The Blackthorn: Thorns, Pricks and the Ice Queen

Sometimes you are given a teacher out of the proverbial blue, and if you blink, you could miss the lesson they give to you.

I’ve been wanting to meet a blackthorn tree* for a while know. Reading a lot of Forest Witchery books had me pining to learn more about the hedgerows of my homeland. My birth name being that of another prickly tree has always made me associate closely with spiky plants, or perhaps that name just matches me closely. I have been told many times how prickly my personality is.

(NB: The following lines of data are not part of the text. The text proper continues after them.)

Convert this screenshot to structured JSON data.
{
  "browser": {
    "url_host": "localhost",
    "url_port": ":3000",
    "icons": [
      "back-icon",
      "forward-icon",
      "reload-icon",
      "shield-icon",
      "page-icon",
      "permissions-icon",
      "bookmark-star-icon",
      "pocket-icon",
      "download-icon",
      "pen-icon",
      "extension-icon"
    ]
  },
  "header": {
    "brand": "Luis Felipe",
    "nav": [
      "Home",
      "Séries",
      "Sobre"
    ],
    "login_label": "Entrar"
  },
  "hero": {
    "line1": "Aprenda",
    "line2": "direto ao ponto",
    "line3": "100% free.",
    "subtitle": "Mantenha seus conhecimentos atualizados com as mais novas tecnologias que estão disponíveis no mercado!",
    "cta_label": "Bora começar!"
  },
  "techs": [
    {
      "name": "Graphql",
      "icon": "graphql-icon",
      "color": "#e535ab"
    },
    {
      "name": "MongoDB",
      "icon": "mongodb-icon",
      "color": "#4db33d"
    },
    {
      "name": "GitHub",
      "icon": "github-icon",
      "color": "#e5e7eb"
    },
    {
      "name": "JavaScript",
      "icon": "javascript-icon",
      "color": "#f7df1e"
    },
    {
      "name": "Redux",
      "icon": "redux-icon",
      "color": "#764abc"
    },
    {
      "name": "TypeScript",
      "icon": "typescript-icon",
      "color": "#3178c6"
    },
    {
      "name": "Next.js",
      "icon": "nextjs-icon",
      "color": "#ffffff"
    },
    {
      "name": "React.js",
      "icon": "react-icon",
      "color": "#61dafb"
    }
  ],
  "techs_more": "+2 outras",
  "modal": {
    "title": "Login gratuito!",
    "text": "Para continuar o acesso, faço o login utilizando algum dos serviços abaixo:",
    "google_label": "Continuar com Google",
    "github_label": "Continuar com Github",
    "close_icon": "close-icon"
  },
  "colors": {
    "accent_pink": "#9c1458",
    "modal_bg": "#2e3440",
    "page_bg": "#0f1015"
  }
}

Now, the blackthorn is traditionally used as a fence or hedge to keep cattle in or out, due to its thorns. Magically, it is associated with curses or baneful magic, which is often really protection magic against people who think that they are entitled to take what they want from you, and don’t expect you to fight back.

The blackthorn is no hawk or snake, it is content to mind its own business and wears thorns to stop animals eating its flesh. The blackthorn does not strike me as something used for ‘evil’ curses, especially when there are many fast-growing and invasive plants that steal the nutrients from other plants that could be used that way.

Whether a spell is a curse or a binding/protection working depends entirely upon how much the cursee believes themselves to be the undeserving victim.

We went foraging on my 20th birthday, and we stumbled across a tree with what my mother and my Uncle swore blind were blueberries, and what I and my Grandmother thought perhaps might be sloes, that rare British treat. We took some, since either sloes or blueberries would make decent alcohol, which was the purpose of our visit.

I double checked what the berries were before I prepared them, just in case they were actually something poisonous, and found they were sloes.

And there it was. The blackthorn.

Somehow, countless people have failed to mention that the blackthorn produces sloes, that famous rural secret. Despite knowing about the two, I’d never managed to find anything that connected the two.

Sloes are special. They have a sharp, astringent taste which is only really palatable after the first frost. Due to their popularity and the fact that they aren’t really farmed in any extensive way, it is recommended to take them as soon as they are ripe, and simulate that frost by shoving them in the freezer for a bit.

If you want to turn that sharp, almost bitter fruit into that gorgeous gin, you first have to freeze them half the death, and then you must take a clean pin or needle and prick each berry multiple times.

This is a long process, and if you go too fast you will end up stabbing your own fingers. The sloe has a very large stone, thick skin and very little actual fruit, so the needle often bounces off.

Then you must add sugar and a decent base gin, and bottle them for at least six months, agitating the bottles almost daily at the start of the process. As with all alcohols, the longer you leave it, the better it tastes.

It may be obvious, but I feel akin with the sloe, and with the blackthorn. I don’t know who persevered with such an off-putting fruit to find its true beauty, but I thank them.

A sloe is a sloe, and must be treated like one. If you treated a sloe like a blackberry, you would be a fool. If you treated a blackberry like a banana, you are equally silly.

I don’t see why people are any different.

Some people not only survive a sharp frost, but need one to live. Some people need to be pricked and needled till they are bloody to give up something of themselves. Some people need sugar and activity and excitement in short bursts, then a long dark wait. Some people are prickly and hard to hold, some people are bitter and sour and stony until you know and understand them. Some people are thick skinned and will never be soft, even after the frost and the needles and the darkness. Mellowing is simply age and experience, not a loss of power.

Some people are born to thorns and ice and darkness, and that’s more than okay. Daffodils are lovely, but the world would be boring and barren if that’s all that was allowed to survive. Stop trying to turn blackthorn hedges into wildflower meadows. Accept each person and plant for what it is, and what it was put on this Earth to do.

If you don’t like the gin, don’t drink it.